Nigel was aware of some extraordinary exaltation of mind he could in no wise account for. With his colder intelligence he yet seemed incapable of resisting the belief that the conclusions of the reader of horoscopes were true, that his own path of life was in some momentous way linked up with that of Wallenstein, the idol of his professional admiration, and that now and here that part of his earthly path had begun.
"It seems," said Wallenstein, turning to Nigel, "that by all the rules of divination as practised by the learned doctors of these times, and in particular by Pietro Bramante, who has at divers times made notable experiments at the court of Vienna and elsewhere, you are one of those whose birth is fortunate, and that you are destined to cross my orbit at its zenith and its nadir, and to pass through the very centre of my intelligence for good or ill."
"You read aright, sir!" said Pietro. "It is beyond my power to say if for good or for ill."
"I would fain know," said Wallenstein, "if you are a good Catholic."
"I am!" said Nigel.
"And have no dealings with the Jesuits?"
"No! I have had no commerce with them at any time!"
"It is well!" said Wallenstein. "For the rest you are a soldier of fortune, and your greatest desire——"
"Is to become a trusted officer in your Grace's service, whenever it shall please the Emperor to recall you!" said Nigel heartily.
"Then let us read the presage as a fortunate one!" said Wallenstein, "and God speed the fulfilment of your desires! And now, most learned doctor, surely your powers of divination do not end here. You have spoken of some unknown lady or perchance some uncouth beldame, whom the stars have chosen to become a benign power in my life. Does not your art enable you to disclose at least her name? Tell me at least whether she is of a dark and melancholic disposition, or of a sanguine inclination."
Nigel could not tell from the dry passionless utterance of the speaker whether irony lay at the root of his tongue: but he was at least as eager as Wallenstein appeared to be indifferent as to the outcome. It was the difference between youth and maturity. If it had been permitted to look into the mind of that inscrutable man, one might have expected to find that on a stage where strode so many principal and, in their several parts, renowned actors, where war and high policy and ambition were the themes, Wallenstein should count as nothing the staying or speeding of his actions by any woman.

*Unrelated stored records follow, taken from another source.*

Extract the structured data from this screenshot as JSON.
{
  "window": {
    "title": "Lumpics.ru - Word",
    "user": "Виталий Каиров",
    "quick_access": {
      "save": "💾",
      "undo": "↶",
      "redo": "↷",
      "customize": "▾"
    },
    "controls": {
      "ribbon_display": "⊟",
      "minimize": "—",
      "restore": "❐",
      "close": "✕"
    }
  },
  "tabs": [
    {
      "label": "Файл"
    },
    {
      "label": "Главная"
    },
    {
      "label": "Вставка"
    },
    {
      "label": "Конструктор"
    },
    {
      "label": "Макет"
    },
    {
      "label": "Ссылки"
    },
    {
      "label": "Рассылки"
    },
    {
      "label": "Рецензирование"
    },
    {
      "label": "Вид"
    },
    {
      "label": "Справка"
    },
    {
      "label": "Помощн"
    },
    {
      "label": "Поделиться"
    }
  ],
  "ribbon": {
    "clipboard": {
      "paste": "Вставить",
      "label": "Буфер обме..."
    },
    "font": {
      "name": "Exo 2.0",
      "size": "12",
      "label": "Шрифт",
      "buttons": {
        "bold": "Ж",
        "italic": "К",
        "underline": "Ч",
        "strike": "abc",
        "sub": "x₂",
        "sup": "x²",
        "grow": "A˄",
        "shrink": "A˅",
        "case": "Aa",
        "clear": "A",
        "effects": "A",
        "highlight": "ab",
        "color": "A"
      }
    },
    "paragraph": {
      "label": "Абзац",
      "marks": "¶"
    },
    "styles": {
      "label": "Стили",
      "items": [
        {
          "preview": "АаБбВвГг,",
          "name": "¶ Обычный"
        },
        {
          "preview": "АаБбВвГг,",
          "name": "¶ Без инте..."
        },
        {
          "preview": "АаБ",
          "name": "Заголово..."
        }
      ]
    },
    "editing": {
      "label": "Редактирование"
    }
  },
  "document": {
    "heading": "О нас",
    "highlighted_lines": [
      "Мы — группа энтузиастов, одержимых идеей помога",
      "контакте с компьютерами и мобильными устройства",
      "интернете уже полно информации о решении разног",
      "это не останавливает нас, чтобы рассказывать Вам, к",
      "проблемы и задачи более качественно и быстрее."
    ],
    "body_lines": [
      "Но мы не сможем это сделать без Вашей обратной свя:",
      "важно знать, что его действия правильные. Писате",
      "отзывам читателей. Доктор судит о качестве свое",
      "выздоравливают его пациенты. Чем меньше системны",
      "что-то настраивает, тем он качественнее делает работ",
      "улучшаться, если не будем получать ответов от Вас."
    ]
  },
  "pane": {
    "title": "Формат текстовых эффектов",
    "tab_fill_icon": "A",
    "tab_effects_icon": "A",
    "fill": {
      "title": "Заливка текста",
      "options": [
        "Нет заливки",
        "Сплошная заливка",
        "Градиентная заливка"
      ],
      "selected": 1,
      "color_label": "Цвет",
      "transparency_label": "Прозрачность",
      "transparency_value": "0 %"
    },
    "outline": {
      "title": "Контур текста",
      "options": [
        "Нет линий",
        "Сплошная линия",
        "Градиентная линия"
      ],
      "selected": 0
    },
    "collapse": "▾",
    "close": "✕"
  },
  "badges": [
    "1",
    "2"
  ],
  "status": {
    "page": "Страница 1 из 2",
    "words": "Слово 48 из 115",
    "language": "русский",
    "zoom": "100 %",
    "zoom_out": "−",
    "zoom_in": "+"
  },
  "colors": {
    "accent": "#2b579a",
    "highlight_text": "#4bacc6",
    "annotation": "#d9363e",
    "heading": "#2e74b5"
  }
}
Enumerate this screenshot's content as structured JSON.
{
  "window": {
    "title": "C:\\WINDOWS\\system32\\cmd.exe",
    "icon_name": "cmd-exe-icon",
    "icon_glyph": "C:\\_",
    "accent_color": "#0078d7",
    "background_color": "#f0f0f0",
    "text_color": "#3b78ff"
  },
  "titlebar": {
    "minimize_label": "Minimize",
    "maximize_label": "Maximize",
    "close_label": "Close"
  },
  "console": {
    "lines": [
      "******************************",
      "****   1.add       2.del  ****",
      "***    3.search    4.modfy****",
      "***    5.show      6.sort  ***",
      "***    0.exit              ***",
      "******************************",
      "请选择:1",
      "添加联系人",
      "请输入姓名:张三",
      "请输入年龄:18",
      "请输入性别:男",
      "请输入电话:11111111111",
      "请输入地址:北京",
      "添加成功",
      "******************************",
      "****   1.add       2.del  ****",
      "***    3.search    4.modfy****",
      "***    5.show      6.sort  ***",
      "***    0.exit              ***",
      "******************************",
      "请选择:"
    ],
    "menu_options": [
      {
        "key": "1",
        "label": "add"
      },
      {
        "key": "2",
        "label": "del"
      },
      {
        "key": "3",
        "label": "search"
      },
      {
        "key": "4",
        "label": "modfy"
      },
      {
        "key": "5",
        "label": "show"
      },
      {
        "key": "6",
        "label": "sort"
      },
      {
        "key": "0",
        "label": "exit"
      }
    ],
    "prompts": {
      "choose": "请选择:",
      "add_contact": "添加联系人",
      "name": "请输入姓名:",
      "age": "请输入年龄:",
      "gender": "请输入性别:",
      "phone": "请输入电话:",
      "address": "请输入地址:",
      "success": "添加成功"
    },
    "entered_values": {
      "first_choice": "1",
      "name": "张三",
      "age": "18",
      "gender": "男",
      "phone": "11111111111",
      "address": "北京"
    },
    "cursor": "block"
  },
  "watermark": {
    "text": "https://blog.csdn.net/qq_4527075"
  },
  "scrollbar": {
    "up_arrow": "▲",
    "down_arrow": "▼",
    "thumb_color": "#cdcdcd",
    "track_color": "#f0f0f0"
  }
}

Pietro Bramante turned again to his lamp, which he relighted, and, drawing a curtain aside, the light fell upon a tall mirror of the height of a man set at such an angle that at the present it reflected nothing. At two paces from it he set a chafing-dish wherein burned glowing charcoal, and upon it sprinkled some powder from a little box of ebony; and from the dish rose up a white smoke of a sweet savour. And then Pietro recited some Latin verses, which to Nigel, unversed in such incantations, bore no meaning.